The USA once again put nine shots on the Czech net, while holding the Czechs to only six of their own this frame.
Third Period Recap: The third period predictably saw the Czechs start to mount some pressure of their own as the US tapered off on their offensive push, and focused more on closing the game out defensively. This led to a good number of sequences of sustained pressure in the USA zone, but Jon Quick held strong, including on a mad scramble in front of the American goal where the referee kept sight of the puck despite pretty much everybody on the ice except Alexander Salak being somehow in the American goal crease. The puck stayed out, though.
And it would be the United States who would once again pot the goal to all but seal the deal and increase the score to 5-1. Ryan Kesler found a streaking Phil Kessel headed to the far post with a beautiful pass across the Czech zone which Kessel slammed home for his tournament-leading fifth goal and eighth point.
With the cruise control set to "take me home, James," the Czechs continued to push to find a way back into the game, and they eventually did break through with Ales Hemsky's second goal of the night. Hemsky entered the US zone and cut to the middle before letting a wicked wrister go that beat Jonathan Quick over his blocker hand.

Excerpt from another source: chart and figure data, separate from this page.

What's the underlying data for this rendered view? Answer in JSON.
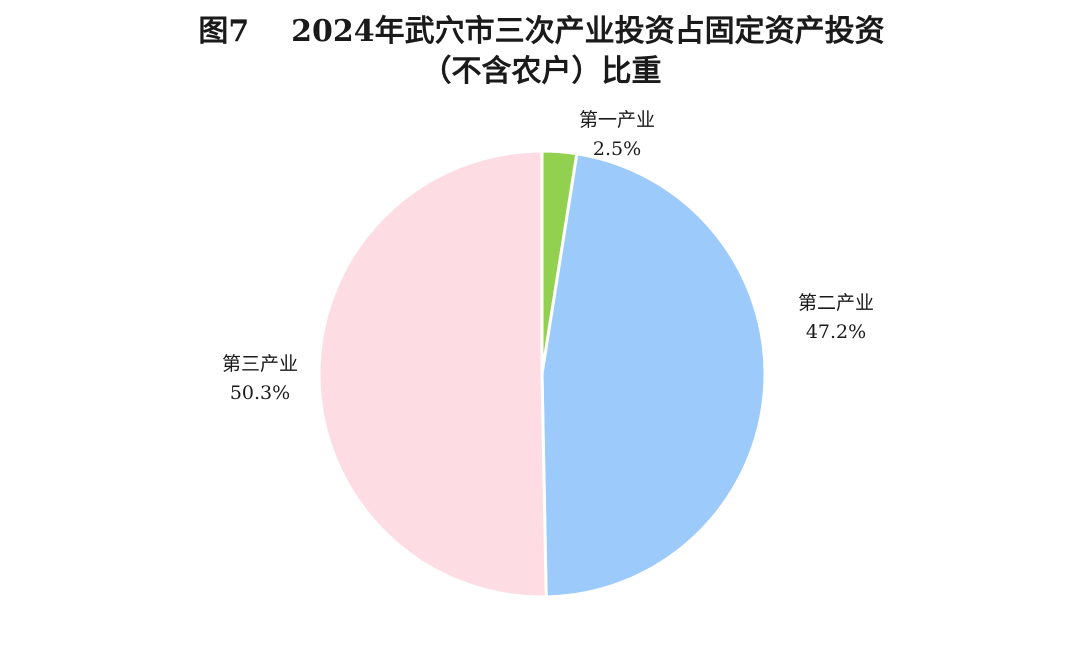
{
  "chart_data": {
    "type": "pie",
    "title": "图7    2024年武穴市三次产业投资占固定资产投资",
    "subtitle": "（不含农户）比重",
    "slices": [
      {
        "name": "第一产业",
        "value": 2.5,
        "label": "2.5%",
        "color": "#92d050"
      },
      {
        "name": "第二产业",
        "value": 47.2,
        "label": "47.2%",
        "color": "#9ccbfb"
      },
      {
        "name": "第三产业",
        "value": 50.3,
        "label": "50.3%",
        "color": "#fddde3"
      }
    ]
  }
}
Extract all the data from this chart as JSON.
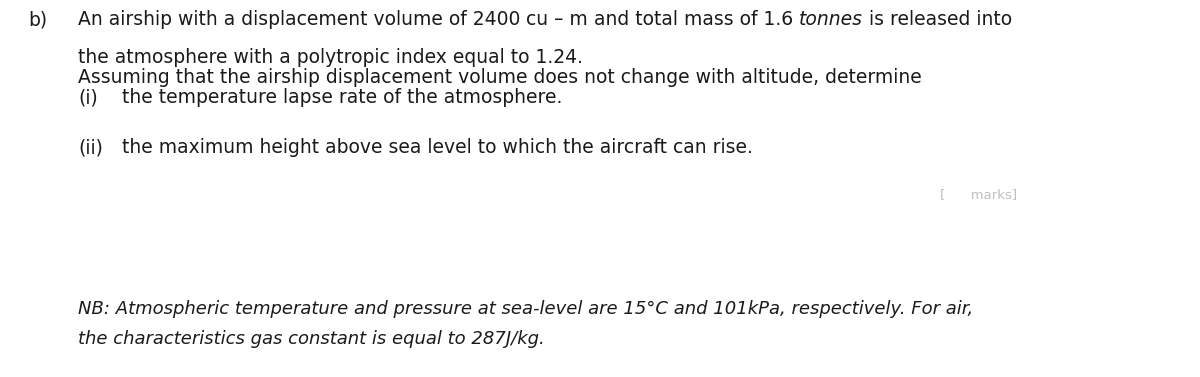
{
  "background_color": "#ffffff",
  "label_b": "b)",
  "seg1": "An airship with a displacement volume of 2400 ",
  "seg2": "cu – m",
  "seg3": " and total mass of 1.6 ",
  "seg4": "tonnes",
  "seg5": " is released into",
  "line2": "the atmosphere with a polytropic index equal to 1.24.",
  "line3": "Assuming that the airship displacement volume does not change with altitude, determine",
  "label_i": "(i)",
  "line4": "the temperature lapse rate of the atmosphere.",
  "label_ii": "(ii)",
  "line5": "the maximum height above sea level to which the aircraft can rise.",
  "marks_text": "[      marks]",
  "nb_line1": "NB: Atmospheric temperature and pressure at sea-level are 15°C and 101kPa, respectively. For air,",
  "nb_line2": "the characteristics gas constant is equal to 287J/kg.",
  "font_size_main": 13.5,
  "font_size_nb": 13.0,
  "font_size_marks": 9.5,
  "text_color": "#1a1a1a",
  "marks_color": "#c0c0c0",
  "fig_width": 12.0,
  "fig_height": 3.77
}
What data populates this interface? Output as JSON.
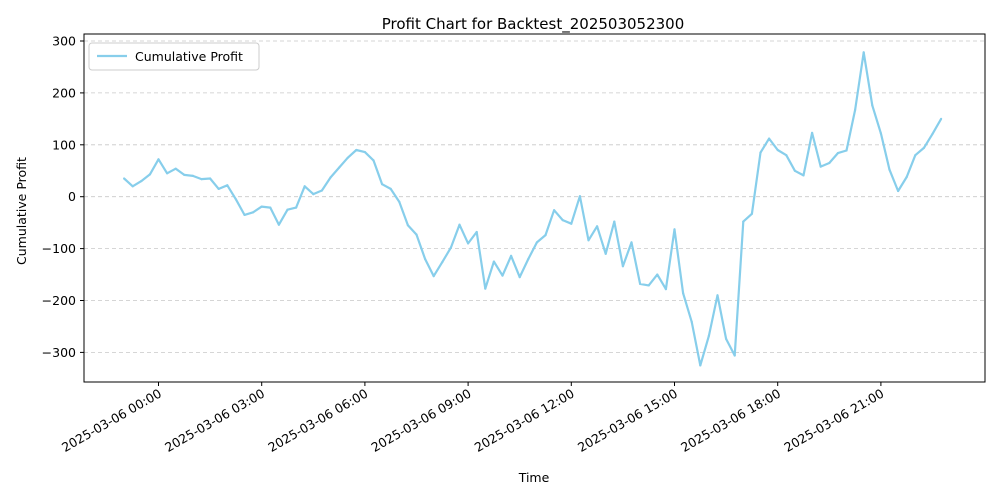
{
  "chart_data": {
    "type": "line",
    "title": "Profit Chart for Backtest_202503052300",
    "xlabel": "Time",
    "ylabel": "Cumulative Profit",
    "x_start": "2025-03-05 23:00",
    "x_interval_minutes": 15,
    "series": [
      {
        "name": "Cumulative Profit",
        "color": "#87ceeb",
        "values": [
          35,
          20,
          30,
          43,
          72,
          45,
          54,
          42,
          40,
          34,
          35,
          15,
          22,
          -5,
          -35,
          -30,
          -19,
          -21,
          -54,
          -25,
          -21,
          20,
          5,
          12,
          37,
          56,
          75,
          90,
          86,
          70,
          24,
          15,
          -10,
          -55,
          -73,
          -120,
          -153,
          -126,
          -98,
          -54,
          -90,
          -68,
          -177,
          -125,
          -152,
          -114,
          -155,
          -120,
          -88,
          -74,
          -26,
          -45,
          -52,
          1,
          -84,
          -57,
          -110,
          -48,
          -134,
          -88,
          -168,
          -171,
          -150,
          -178,
          -63,
          -186,
          -241,
          -325,
          -268,
          -190,
          -274,
          -306,
          -48,
          -33,
          85,
          112,
          90,
          80,
          50,
          41,
          123,
          58,
          65,
          84,
          89,
          167,
          278,
          176,
          122,
          52,
          11,
          38,
          80,
          94,
          121,
          150
        ]
      }
    ],
    "xticks": [
      "2025-03-06 00:00",
      "2025-03-06 03:00",
      "2025-03-06 06:00",
      "2025-03-06 09:00",
      "2025-03-06 12:00",
      "2025-03-06 15:00",
      "2025-03-06 18:00",
      "2025-03-06 21:00"
    ],
    "yticks": [
      300,
      200,
      100,
      0,
      -100,
      -200,
      -300
    ],
    "ylim": [
      -355,
      300
    ],
    "grid": "horizontal dashed",
    "legend_position": "top-left"
  }
}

It would prove to be too little too late, however, as none of the remaining chances would lead to any additional scoring.
The USA advances to the semi-finals with a 5-3 win over the Czech Republic and now have a date with the Canadians.
Final period shots were 10-7 in favor of the Czechs, leading to a game total of 25-23 United States.
The Good: The US is showing some serious confidence right now. They had little trouble shutting down the big scoring threats from the Czechs, and kept Jaromir Jagr at bay, dooming him to a -1 finish. The big question mark of the American offense appears to have quelled all doubts, as for the second straight game they put up five goals. And the energy line of Brown-Backes-Callahan looked great. Yes, I am going to keep hammering that point home, because I called that crap.
The Bad: The US still looks a little iffy on its exit passes and defensive zone puck possession. They need to tighten up their defense just a touch and work on effectively getting the puck from their defense to their forwards so not as many passes miss sticks of go straight to the opposition, or worse, result in a turnover inside their own blue line. The third period had a few instances of this which I found a little concerning.
The Ugly: The Czech roster decisions were just horrendous. As predicted, they floundered all tournament with an aging set of veterans who don't even play in one of the world's elite leagues, but rather play in the Czech Extraliga. Tomas Kaberle, who played himself out of the NHL in two years, finished tonight a -2, just a testament to how he hasn't changed. And the top scoring threats for the Czechs went empty. Radim Vrbata, meanwhile, was left on the shelf. I hope the Czechs learned their lesson and won't pass on their best talent for stupid political reasons next time, because the only reason they even got this far into the tournament was because they drew a qualification playoff matchup with perhaps the only team to under-perform worse than them this tournament: Slovakia.
Oh and don't even get me started on those Czech flag jerseys.